Взбудораженный этими воспоминаниями, я снова посмотрел на Эдавье. Девушка больше не пела. Она следила за мной затуманенными глазами и даже побледнела. Потом она яростно хлестнула лошадь, словно та была виновата в том, что ритмичное покачивание ее теплого крупа еще сильнее возбуждало девушку.

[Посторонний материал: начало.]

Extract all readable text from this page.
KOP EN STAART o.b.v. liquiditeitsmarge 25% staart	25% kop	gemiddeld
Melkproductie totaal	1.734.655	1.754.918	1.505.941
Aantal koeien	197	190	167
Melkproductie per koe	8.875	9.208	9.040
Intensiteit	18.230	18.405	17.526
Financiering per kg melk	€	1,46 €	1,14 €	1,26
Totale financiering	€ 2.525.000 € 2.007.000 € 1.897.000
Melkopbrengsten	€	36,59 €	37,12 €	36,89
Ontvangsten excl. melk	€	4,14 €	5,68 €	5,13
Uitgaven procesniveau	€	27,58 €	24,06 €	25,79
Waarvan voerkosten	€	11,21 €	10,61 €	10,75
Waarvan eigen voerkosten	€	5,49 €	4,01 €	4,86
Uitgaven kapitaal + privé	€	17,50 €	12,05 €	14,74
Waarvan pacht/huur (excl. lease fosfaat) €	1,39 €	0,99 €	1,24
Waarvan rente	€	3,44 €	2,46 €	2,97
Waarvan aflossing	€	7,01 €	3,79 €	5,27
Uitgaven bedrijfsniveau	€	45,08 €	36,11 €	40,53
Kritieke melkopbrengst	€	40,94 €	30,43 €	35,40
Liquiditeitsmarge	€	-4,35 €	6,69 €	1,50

Ускакав немного вперед, она резко остановила лошадь, бросилась на траву и стала кататься, как безумная. Я подбежал к ней. Она лежала навзничь на пышном, благоухающем ковре из мяты и других ароматных трав. Заросли ивы и камыша плотной завесой окружали нас. Эдавье пристально смотрела на меня. Дикая жажда любви светилась в ее глазах. Бедра ее обнажились, грудь вздымалась. Я хотел было уйти, но ноги мои словно приросли к земле. Голова затуманилась. И если бы даже все святые спустились с небес, им не удалось бы удержать меня. Я склонился к девушке, и мы слились в страстном объятии. Эдавье бессвязно шептала что-то, прижимаясь ко мне…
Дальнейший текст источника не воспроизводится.